In 1966 vonden onderzoekers in Tamegroete, een dorpje in Zuid-Marokko (en een oud soefi-centrum) een elfde-eeuwse kopie van een verloren gewaand historisch werk, de Tarik (geschiedenis) van Khalifa ibn Khayyat (777-854). Khalifa beschrijft de stichting, omstreeks 650, van de Arabische garnizoensstad Koefa, in Irak. Een van de stammen die zich daar vestigde waren de Banoe Doebaya. Dezelfde stam, zo vertelt Khalifa, vormde de ‘harde kern’ van een opstand rond 700 tegen de machtige kalief abd al-Malik. Een opstand die met harde hand werd onderdrukt. Daarna verdwijnen de Banoe Doebaya uit de geschiedenis. Grote kans dat ze rond 700 ophielden te bestaan.

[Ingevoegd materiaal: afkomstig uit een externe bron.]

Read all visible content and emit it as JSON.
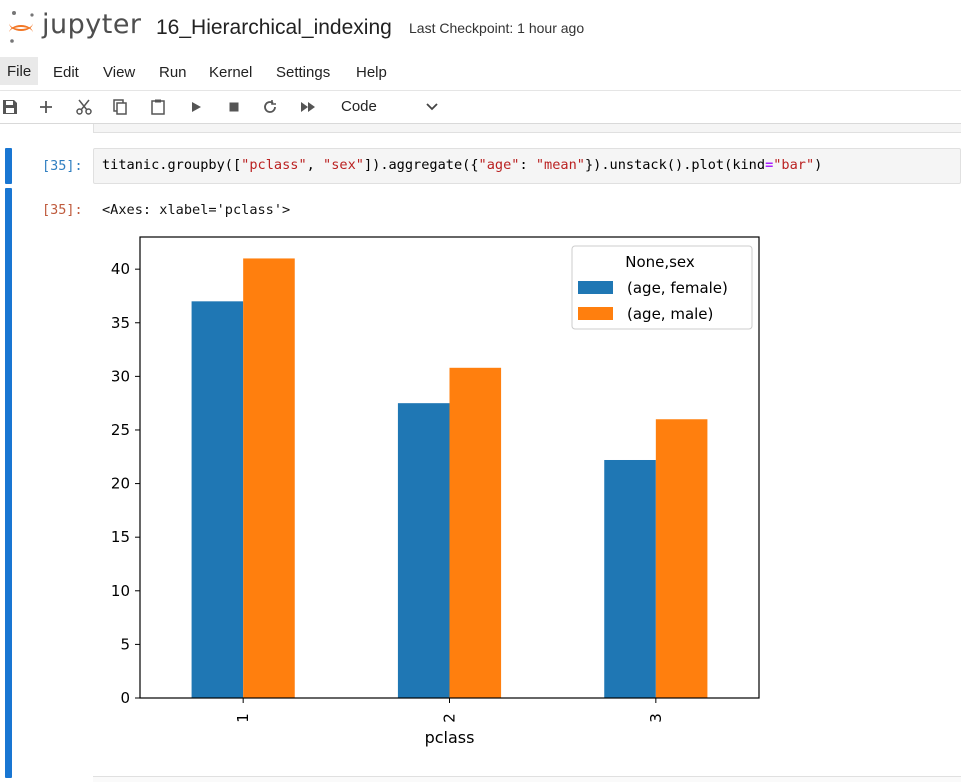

Lastige jongens, die Banoe Doebaya, zo zou je zeggen. Eerst komen ze in Medina in verzet tegen de Profeet, en zeventig jaar later doen ze dat opnieuw, tegen abd al-Malik. Maar er is ook een andere mogelijkheid. Het is denkbaar dat een of andere verteller die actief was tijdens of na afloop van die mislukte opstand in Koefa het lijstje bouwers van de ‘Moskee van de tegenstand’ heeft uitgebreid met een aantal erkende schurkennamen – voorvaderen van de Banoe Doebaya. Die hadden niks met de ‘moskee van de tegenstand’ te maken gehad maar dit was een mooie manier om de aanstichters van de opstand zwart te maken: ze waren niet te vertrouwen, die Banoe Doebaya! Vijanden van de Profeet! Ze hadden zich in Medina al verzet tegen diens gezag! En toen had Mohammed hen uiteengejaagd! Kortom, dat lijstje daders dat Ibn Ishaak weer een halve eeuw later opschreef, kan wel eens naderhand, rond 700, ‘aangevuld’ zijn met een aantal latere ‘schurken’.

We weten al met al helaas maar heel weinig van wat er toen is gebeurd. Bij alle details zijn vraagtekens te plaatsen. Maar het staat buiten kijf dát er iets dramatisch gebeurde, en dat Mohammed keihard optrad om zijn gezag in Medina te herstellen. Niet iedereen was blij met de Profeet, zoveel is duidelijk.